Sabine Specht

Sabine Specht

Sabine Specht
Department of Immunology and Parasitology, Institute for Microbiology
University Hospital Bonn, Germany

Biography

Dr. Sabine Specht is a senior researcher at the Institute for Microbiology Immunology and Parasitology University Hospital Bonn Germany. She has received her PhD in Biology at the University of Hamburg Germany. She is involved in the development of Bachelor and Masters Program in Parasitology as well as teaching of pharmaceutical medical and biology students. She has one the Bonfor Young Investigator Award 2009 to establish a new lab Part of a team that has champioend antiWolbachia therapy as antifilarial treatment.

Research Interest

The filaria Wuchereria bancrofti is the cause of elephantiasis. Infected people suffer from swelling of extremities and scroti due to disrupted flow of the lymphatic fluid. Despite ongoing elimination programmes, eradication has not been achieved. Therefore, it is necessary to develop new therapeutic strategies. Recent findings have suggested that depletion of endosymbiotic bacteria (Wolbachia) leads to death of adult worms. Studies using doxycycline have shown that a treatment regimen of 6 weeks is sufficient for Wolbachia depletion and adult worm death. Imbedded in a research consortium funded by the Bill & Melinda Gates foundation, the two major objectives are to define shorter treatment regimens to be able to use it for mass drug administration as well as finding other drugs that can be administered to pregnant women or children, which is not the case for doxycycline.

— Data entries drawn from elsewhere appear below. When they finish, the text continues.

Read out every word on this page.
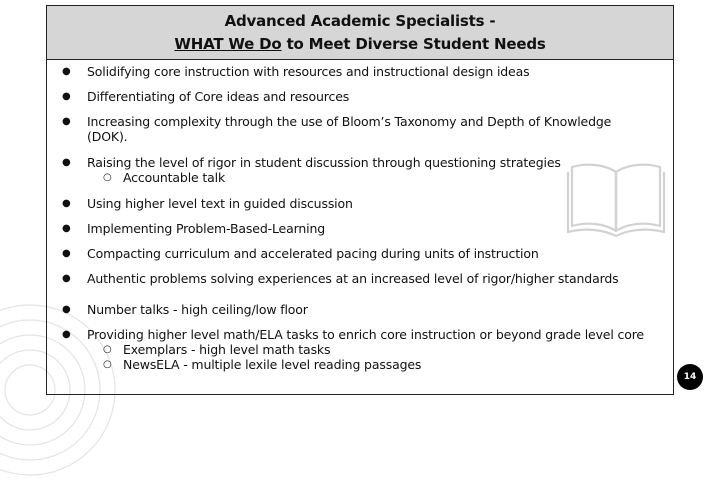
Advanced Academic Specialists -
WHAT We Do to Meet Diverse Student Needs
● Solidifying core instruction with resources and instructional design ideas
● Differentiating of Core ideas and resources
● Increasing complexity through the use of Bloom’s Taxonomy and Depth of Knowledge (DOK).
● Raising the level of rigor in student discussion through questioning strategies
○ Accountable talk
● Using higher level text in guided discussion
● Implementing Problem-Based-Learning
● Compacting curriculum and accelerated pacing during units of instruction
● Authentic problems solving experiences at an increased level of rigor/higher standards
● Number talks - high ceiling/low floor
● Providing higher level math/ELA tasks to enrich core instruction or beyond grade level core
○ Exemplars - high level math tasks
○ NewsELA - multiple lexile level reading passages
14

Our group uses a murine model for filariasis (Litomosoides sigmodontis) to test the efficacy of drugs and drug combinations.On the other hand among nematodes, filarial parasites have the highest average lifespan in their host. Therefore, mechanisms have evolved that divert or down-regulate the host´s immune system in order to alow entry and spread of helminths in their victims, immunomodulation and suppression by filarial nematodes has been shown to spread to unrelated third party antigens. In many countries other diseases such as malaria are often coendemic. To dissect the relationship between two parasites residing in a host, we established a coninfection model with Litomosoides sigmodontis and Plasmodium bergheid.